My Blue Dream seedling came home in its starter plug made of rockwool (a mix of basalt rock and chalk).
I had many questions. How long does a marijuana plant take to grow? What do you feed it? Does it drink a lot of water or will it tolerate California’s Biblical drought? How big does it get and when do you harvest it? Would I need to cure it like tobacco, and if so, what does that even mean? What kind of yield could I expect from my little plant?
On the way home from Berkeley, as I glanced at Cutie in the passenger seat, looking vulnerable and tiny, I wondered how I had gotten into this.
It started in the spring, when I made the decision to get a permit to buy medical marijuana. It wasn’t peer pressure, exactly, but some of my best friends were doing it—and that had put the idea in my head. Honestly, the whole process, from getting the marijuana card to actually buying weed, sounded pretty interesting, like something I’d want to tell my grandchildren about, after Prohibition was over.
So I fired up Yelp one afternoon and zeroed in on a local doctor who specialized in such matters. I phoned something that called itself The Telepsychiatry Network, got voicemail, and left my name, saying I’d like to schedule a visit. While that did not seem like a promising start, two minutes later a woman called me back and identified herself as the doctor. “Is this about a marijuana permit?” she asked.

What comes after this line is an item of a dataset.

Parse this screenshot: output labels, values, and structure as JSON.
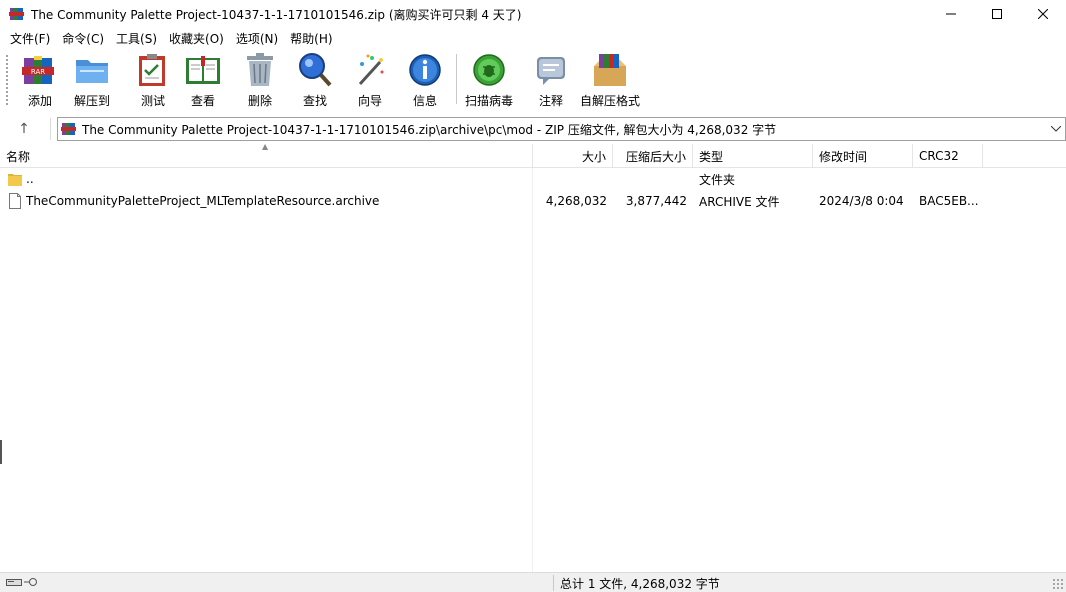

My marijuana seedling, Day 1.
She said I could come over and that the examination cost $100. Her office, in a modular redwood building alongside Highway 101, had trippy psychedelic photos on the wall, and an honest-to-God M.C. Escher table book. The doctor asked why I wanted medical marijuana. I told her truthfully that I had trouble sleeping sometimes, and that I did not like taking prescription sleep medicine.
She signed a heavily pixelated, one-page form that had been Xeroxed too many times. She made it clear that this was not a prescription, just a permit, good for a year. Then she gave me the business card of a dispensary she recommended.

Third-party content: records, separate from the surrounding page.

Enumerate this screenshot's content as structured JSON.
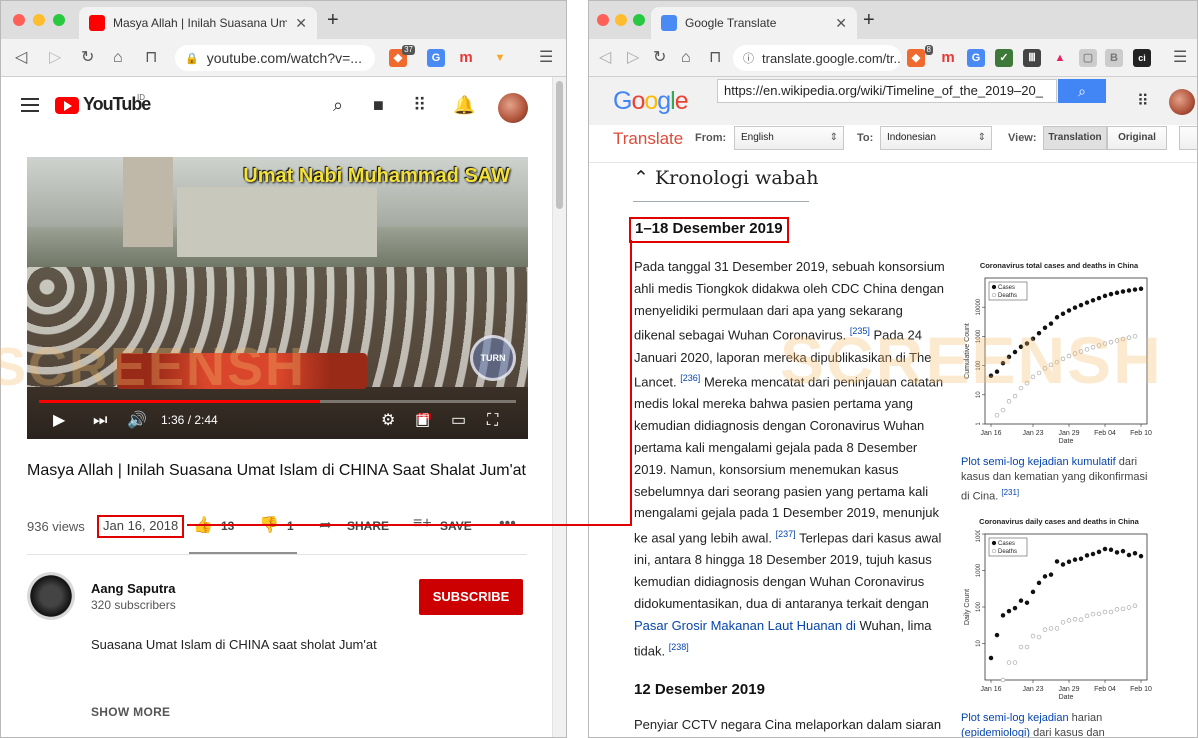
{
  "left_window": {
    "tab_title": "Masya Allah | Inilah Suasana Umat",
    "address": "youtube.com/watch?v=...",
    "ext_badge": "37",
    "header": {
      "logo_text": "YouTube",
      "country": "ID"
    },
    "video": {
      "overlay_caption": "Umat Nabi Muhammad SAW",
      "time": "1:36 / 2:44",
      "progress": 0.59,
      "hd_label": "HD"
    },
    "title": "Masya Allah | Inilah Suasana Umat Islam di CHINA Saat Shalat Jum'at",
    "views": "936 views",
    "date": "Jan 16, 2018",
    "likes": "13",
    "dislikes": "1",
    "share_label": "SHARE",
    "save_label": "SAVE",
    "channel": {
      "name": "Aang Saputra",
      "subscribers": "320 subscribers"
    },
    "subscribe_label": "SUBSCRIBE",
    "description": "Suasana Umat Islam di CHINA saat sholat Jum'at",
    "show_more": "SHOW MORE"
  },
  "right_window": {
    "tab_title": "Google Translate",
    "address": "translate.google.com/tr...",
    "ext_badge": "8",
    "google_logo": "Google",
    "url_value": "https://en.wikipedia.org/wiki/Timeline_of_the_2019–20_",
    "translate_label": "Translate",
    "from_label": "From:",
    "from_value": "English",
    "to_label": "To:",
    "to_value": "Indonesian",
    "view_label": "View:",
    "view_translation": "Translation",
    "view_original": "Original",
    "section_heading": "Kronologi wabah",
    "subheading1": "1–18 Desember 2019",
    "p1_a": "Pada tanggal 31 Desember 2019, sebuah konsorsium ahli medis Tiongkok didakwa oleh CDC China dengan menyelidiki permulaan dari apa yang sekarang dikenal sebagai Wuhan Coronavirus.",
    "ref_235": "[235]",
    "p1_b": " Pada 24 Januari 2020, laporan mereka dipublikasikan di The Lancet.",
    "ref_236": "[236]",
    "p1_c": " Mereka mencatat dari peninjauan catatan medis lokal mereka bahwa pasien pertama yang kemudian didiagnosis dengan Coronavirus Wuhan pertama kali mengalami gejala pada 8 Desember 2019. Namun, konsorsium menemukan kasus sebelumnya dari seorang pasien yang pertama kali mengalami gejala pada 1 Desember 2019, menunjuk ke asal yang lebih awal.",
    "ref_237": "[237]",
    "p1_d": " Terlepas dari kasus awal ini, antara 8 hingga 18 Desember 2019, tujuh kasus kemudian didiagnosis dengan Wuhan Coronavirus didokumentasikan, dua di antaranya terkait dengan ",
    "p1_link": "Pasar Grosir Makanan Laut Huanan di",
    "p1_e": " Wuhan, lima tidak.",
    "ref_238": "[238]",
    "subheading2": "12 Desember 2019",
    "p2": "Penyiar CCTV negara Cina melaporkan dalam siaran",
    "fig1": {
      "cap_link": "Plot semi-log kejadian kumulatif",
      "cap_text": " dari kasus dan kematian yang dikonfirmasi di Cina.",
      "ref": "[231]"
    },
    "fig2": {
      "cap_link": "Plot semi-log kejadian",
      "cap_text1": " harian ",
      "cap_link2": "(epidemiologi)",
      "cap_text2": " dari kasus dan"
    }
  },
  "watermark": "SCREENSH",
  "chart_data": [
    {
      "type": "scatter",
      "title": "Coronavirus total cases and deaths in China",
      "xlabel": "Date",
      "ylabel": "Cumulative Count",
      "yscale": "log",
      "ylim": [
        1,
        100000
      ],
      "x_ticks": [
        "Jan 16",
        "Jan 23",
        "Jan 29",
        "Feb 04",
        "Feb 10"
      ],
      "y_ticks": [
        "1",
        "10",
        "100",
        "1000",
        "10000"
      ],
      "legend": "top-left",
      "series": [
        {
          "name": "Cases",
          "marker": "filled",
          "start_day": 0,
          "values": [
            45,
            62,
            121,
            198,
            291,
            440,
            571,
            830,
            1287,
            1975,
            2744,
            4515,
            5974,
            7711,
            9692,
            11791,
            14380,
            17205,
            20438,
            24324,
            28018,
            31161,
            34546,
            37198,
            40171,
            42638
          ]
        },
        {
          "name": "Deaths",
          "marker": "open",
          "start_day": 1,
          "values": [
            2,
            3,
            6,
            9,
            17,
            25,
            41,
            56,
            80,
            106,
            132,
            170,
            213,
            259,
            304,
            361,
            425,
            490,
            563,
            636,
            722,
            811,
            908,
            1016
          ]
        }
      ]
    },
    {
      "type": "scatter",
      "title": "Coronavirus daily cases and deaths in China",
      "xlabel": "Date",
      "ylabel": "Daily Count",
      "yscale": "log",
      "ylim": [
        1,
        10000
      ],
      "x_ticks": [
        "Jan 16",
        "Jan 23",
        "Jan 29",
        "Feb 04",
        "Feb 10"
      ],
      "y_ticks": [
        "10",
        "100",
        "1000",
        "10000"
      ],
      "legend": "top-left",
      "series": [
        {
          "name": "Cases",
          "marker": "filled",
          "start_day": 0,
          "values": [
            4,
            17,
            59,
            77,
            93,
            149,
            131,
            259,
            457,
            688,
            769,
            1771,
            1459,
            1737,
            1981,
            2099,
            2589,
            2825,
            3233,
            3886,
            3694,
            3143,
            3385,
            2652,
            2973,
            2467
          ]
        },
        {
          "name": "Deaths",
          "marker": "open",
          "start_day": 2,
          "values": [
            1,
            3,
            3,
            8,
            8,
            16,
            15,
            24,
            26,
            26,
            38,
            43,
            46,
            45,
            57,
            64,
            65,
            73,
            73,
            86,
            89,
            97,
            108
          ]
        }
      ]
    }
  ]
}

I ended up driving to a different dispensary, the one in Berkeley, which a dear friend had recommended.
A guard in sunglasses who was patrolling the parking lot checked my permit, then waved me inside the building, where a receptionist phoned the Telepsychiatry Network doctor to receive verbal authorization—SOP requires “new patients” to establish their bonafides at dispensaries.
Satisfied, the receptionist gave me a frequent flyer card, which would allow me to earn discounts on purchases, and two welcome gifts: a cigarette lighter emblazoned with the cannabis-leaf logo of the shop, and a small pack of raspberry-flavored dark chocolates that were suffused with marijuana and worth $10.
“We also offer 24-hour delivery of our products,” the receptionist said. The dispensary had a website and a mobile app to make ordering easier.
The receptionist pointed to the dispensary proper, a lofty room adjacent to the reception area. “If you know what you want, you can go directly to the express line,” she said. “If you need consultation, go to the other line.”
My seedling finds a new home in the garden.
It was the Other Line and all my questions that led me here, to my backyard, Baby Cutie trembling expectantly in hand.
Now what? I found a spade and dug a hole 8 inches deep, and planted her in a spot in the garden that got plenty of sun and was reasonably secluded. It was time to learn how to be a marijuana farmer.